Coun. Chad Eliason said council has supported other organizations by handling grants, and he would support this.
Council was unanimous in its approval.
Coun. Louise Wallace Richmond referred to a $15,000 grant being offered by Fortis BC’s Community Giving Campaign, and suggested council nominate the playground. Coun. Kevin Flynn suggested that if they get it, perhaps someone else could receive the Salmar grant.
Wallace Richmond said the support for the playground is an inspiring story coming from a tragedy, and shows how the community comes together.
Derby drivers wanted
City council would like to see more people support Brody Savoie’s proposed Soapbox Derby.
Savoie, eight, came to council previously with his proposal for the derby on June 24, the same day as the Friendship Day he instigated two years ago.
Council has supported his requests, but received a letter from him this month stating that he would like to reschedule the Soapbox Derby to Sept. 23 because not enough people registered. He said the Downtown Salmon Arm organization approved the date.
“This should give us more time to get more people involved,” he wrote.
Coun. Kevin Flynn said having a soapbox derby is a great idea and, “like a lot of great ideas, it takes a lot of time to develop…”

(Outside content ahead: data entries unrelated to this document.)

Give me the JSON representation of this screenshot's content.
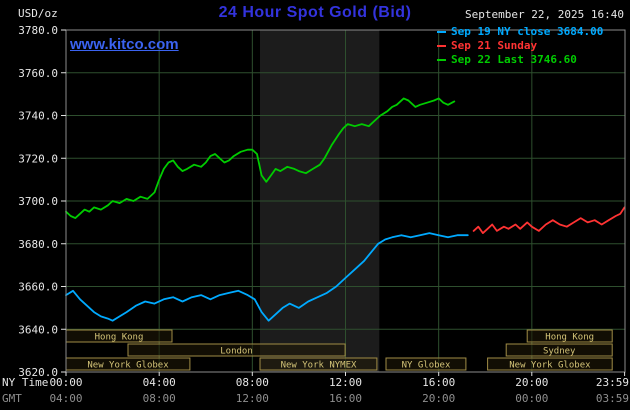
{
  "header": {
    "units": "USD/oz",
    "title": "24 Hour Spot Gold (Bid)",
    "datetime": "September 22, 2025 16:40",
    "watermark": "www.kitco.com"
  },
  "legend": [
    {
      "label": "Sep 19 NY close 3684.00",
      "color": "#00aaff"
    },
    {
      "label": "Sep 21 Sunday",
      "color": "#ff3333"
    },
    {
      "label": "Sep 22 Last 3746.60",
      "color": "#00cc00"
    }
  ],
  "axis_labels": {
    "ny": "NY Time",
    "gmt": "GMT"
  },
  "sessions": [
    {
      "label": "Hong Kong",
      "row": 0,
      "start": 0,
      "end": 4.55
    },
    {
      "label": "Hong Kong",
      "row": 0,
      "start": 19.8,
      "end": 23.45
    },
    {
      "label": "London",
      "row": 1,
      "start": 2.66,
      "end": 11.98
    },
    {
      "label": "Sydney",
      "row": 1,
      "start": 18.9,
      "end": 23.45
    },
    {
      "label": "New York Globex",
      "row": 2,
      "start": 0,
      "end": 5.32
    },
    {
      "label": "New York NYMEX",
      "row": 2,
      "start": 8.33,
      "end": 13.35
    },
    {
      "label": "NY Globex",
      "row": 2,
      "start": 13.74,
      "end": 17.17
    },
    {
      "label": "New York Globex",
      "row": 2,
      "start": 18.1,
      "end": 23.45
    }
  ],
  "chart_data": {
    "type": "line",
    "title": "24 Hour Spot Gold (Bid)",
    "xlabel": "NY Time / GMT",
    "ylabel": "USD/oz",
    "xlim": [
      0,
      24
    ],
    "ylim": [
      3620,
      3780
    ],
    "grid": true,
    "highlight_band_hours": [
      8.33,
      13.45
    ],
    "x_ticks": [
      {
        "hour": 0,
        "ny": "00:00",
        "gmt": "04:00"
      },
      {
        "hour": 4,
        "ny": "04:00",
        "gmt": "08:00"
      },
      {
        "hour": 8,
        "ny": "08:00",
        "gmt": "12:00"
      },
      {
        "hour": 12,
        "ny": "12:00",
        "gmt": "16:00"
      },
      {
        "hour": 16,
        "ny": "16:00",
        "gmt": "20:00"
      },
      {
        "hour": 20,
        "ny": "20:00",
        "gmt": "00:00"
      },
      {
        "hour": 23.983,
        "ny": "23:59",
        "gmt": "03:59"
      }
    ],
    "y_ticks": [
      {
        "value": 3780,
        "label": "3780.0"
      },
      {
        "value": 3760,
        "label": "3760.0"
      },
      {
        "value": 3740,
        "label": "3740.0"
      },
      {
        "value": 3720,
        "label": "3720.0"
      },
      {
        "value": 3700,
        "label": "3700.0"
      },
      {
        "value": 3680,
        "label": "3680.0"
      },
      {
        "value": 3660,
        "label": "3660.0"
      },
      {
        "value": 3640,
        "label": "3640.0"
      },
      {
        "value": 3620,
        "label": "3620.0"
      }
    ],
    "series": [
      {
        "name": "Sep 19 NY close 3684.00",
        "color": "#00aaff",
        "points": [
          [
            0.0,
            3656
          ],
          [
            0.3,
            3658
          ],
          [
            0.6,
            3654
          ],
          [
            0.9,
            3651
          ],
          [
            1.2,
            3648
          ],
          [
            1.5,
            3646
          ],
          [
            1.8,
            3645
          ],
          [
            2.0,
            3644
          ],
          [
            2.3,
            3646
          ],
          [
            2.6,
            3648
          ],
          [
            3.0,
            3651
          ],
          [
            3.4,
            3653
          ],
          [
            3.8,
            3652
          ],
          [
            4.2,
            3654
          ],
          [
            4.6,
            3655
          ],
          [
            5.0,
            3653
          ],
          [
            5.4,
            3655
          ],
          [
            5.8,
            3656
          ],
          [
            6.2,
            3654
          ],
          [
            6.6,
            3656
          ],
          [
            7.0,
            3657
          ],
          [
            7.4,
            3658
          ],
          [
            7.8,
            3656
          ],
          [
            8.1,
            3654
          ],
          [
            8.4,
            3648
          ],
          [
            8.7,
            3644
          ],
          [
            9.0,
            3647
          ],
          [
            9.3,
            3650
          ],
          [
            9.6,
            3652
          ],
          [
            10.0,
            3650
          ],
          [
            10.4,
            3653
          ],
          [
            10.8,
            3655
          ],
          [
            11.2,
            3657
          ],
          [
            11.6,
            3660
          ],
          [
            12.0,
            3664
          ],
          [
            12.4,
            3668
          ],
          [
            12.8,
            3672
          ],
          [
            13.1,
            3676
          ],
          [
            13.4,
            3680
          ],
          [
            13.7,
            3682
          ],
          [
            14.0,
            3683
          ],
          [
            14.4,
            3684
          ],
          [
            14.8,
            3683
          ],
          [
            15.2,
            3684
          ],
          [
            15.6,
            3685
          ],
          [
            16.0,
            3684
          ],
          [
            16.4,
            3683
          ],
          [
            16.8,
            3684
          ],
          [
            17.25,
            3684
          ]
        ]
      },
      {
        "name": "Sep 21 Sunday",
        "color": "#ff3333",
        "points": [
          [
            17.5,
            3686
          ],
          [
            17.7,
            3688
          ],
          [
            17.9,
            3685
          ],
          [
            18.1,
            3687
          ],
          [
            18.3,
            3689
          ],
          [
            18.5,
            3686
          ],
          [
            18.8,
            3688
          ],
          [
            19.0,
            3687
          ],
          [
            19.3,
            3689
          ],
          [
            19.5,
            3687
          ],
          [
            19.8,
            3690
          ],
          [
            20.0,
            3688
          ],
          [
            20.3,
            3686
          ],
          [
            20.6,
            3689
          ],
          [
            20.9,
            3691
          ],
          [
            21.2,
            3689
          ],
          [
            21.5,
            3688
          ],
          [
            21.8,
            3690
          ],
          [
            22.1,
            3692
          ],
          [
            22.4,
            3690
          ],
          [
            22.7,
            3691
          ],
          [
            23.0,
            3689
          ],
          [
            23.3,
            3691
          ],
          [
            23.6,
            3693
          ],
          [
            23.8,
            3694
          ],
          [
            23.98,
            3697
          ]
        ]
      },
      {
        "name": "Sep 22 Last 3746.60",
        "color": "#00cc00",
        "points": [
          [
            0.0,
            3695
          ],
          [
            0.2,
            3693
          ],
          [
            0.4,
            3692
          ],
          [
            0.6,
            3694
          ],
          [
            0.8,
            3696
          ],
          [
            1.0,
            3695
          ],
          [
            1.2,
            3697
          ],
          [
            1.5,
            3696
          ],
          [
            1.8,
            3698
          ],
          [
            2.0,
            3700
          ],
          [
            2.3,
            3699
          ],
          [
            2.6,
            3701
          ],
          [
            2.9,
            3700
          ],
          [
            3.2,
            3702
          ],
          [
            3.5,
            3701
          ],
          [
            3.8,
            3704
          ],
          [
            4.0,
            3710
          ],
          [
            4.2,
            3715
          ],
          [
            4.4,
            3718
          ],
          [
            4.6,
            3719
          ],
          [
            4.8,
            3716
          ],
          [
            5.0,
            3714
          ],
          [
            5.2,
            3715
          ],
          [
            5.5,
            3717
          ],
          [
            5.8,
            3716
          ],
          [
            6.0,
            3718
          ],
          [
            6.2,
            3721
          ],
          [
            6.4,
            3722
          ],
          [
            6.6,
            3720
          ],
          [
            6.8,
            3718
          ],
          [
            7.0,
            3719
          ],
          [
            7.2,
            3721
          ],
          [
            7.5,
            3723
          ],
          [
            7.8,
            3724
          ],
          [
            8.0,
            3724
          ],
          [
            8.2,
            3722
          ],
          [
            8.4,
            3712
          ],
          [
            8.6,
            3709
          ],
          [
            8.8,
            3712
          ],
          [
            9.0,
            3715
          ],
          [
            9.2,
            3714
          ],
          [
            9.5,
            3716
          ],
          [
            9.8,
            3715
          ],
          [
            10.0,
            3714
          ],
          [
            10.3,
            3713
          ],
          [
            10.6,
            3715
          ],
          [
            10.9,
            3717
          ],
          [
            11.1,
            3720
          ],
          [
            11.4,
            3726
          ],
          [
            11.7,
            3731
          ],
          [
            11.9,
            3734
          ],
          [
            12.1,
            3736
          ],
          [
            12.4,
            3735
          ],
          [
            12.7,
            3736
          ],
          [
            13.0,
            3735
          ],
          [
            13.2,
            3737
          ],
          [
            13.5,
            3740
          ],
          [
            13.8,
            3742
          ],
          [
            14.0,
            3744
          ],
          [
            14.2,
            3745
          ],
          [
            14.5,
            3748
          ],
          [
            14.7,
            3747
          ],
          [
            15.0,
            3744
          ],
          [
            15.2,
            3745
          ],
          [
            15.5,
            3746
          ],
          [
            15.8,
            3747
          ],
          [
            16.0,
            3748
          ],
          [
            16.2,
            3746
          ],
          [
            16.4,
            3745
          ],
          [
            16.67,
            3746.6
          ]
        ]
      }
    ]
  }
}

He encouraged people to get involved and participate in the event. Later he noted that the Salty Dog Street Fest started very small too, but has grown and many people come downtown just for the event.
New recycling app
All you want to know about your recycling and garbage program will soon be at your fingertips.
The city has awarded a $2,000 per year contract over three years for a mobile web application to Recycle Coach.
The app will include a blog as well as the ability to push notices to customers.
On your computer or mobile device you will be able to get collection day reminders, look up services for collection items and receives alerts about service disruptions, said Rob Niewenhuizen, the city’s director of engineering and public works.
He said notices can be pushed out, “almost like a Tweet,” and staff will monitor the blog for questions.
He said staff heavily researched the apps available and found two Canadian companies who offered what the city wanted.
Investing in an app has been discussed for a few years, he said, noting that the recycling contract is coming up shortly.
“We’re looking at food waste… again it’s a change…, this may be a way of maybe getting people started on it, educating them and moving forward.”
He said one of his staff was able to negotiate a good price.
Coun. Ken Jamieson asked if there are local contractors in town. Niewenhuizen said staff didn’t find any as they didn’t want to redevelop an app but were looking for ones already in the industry.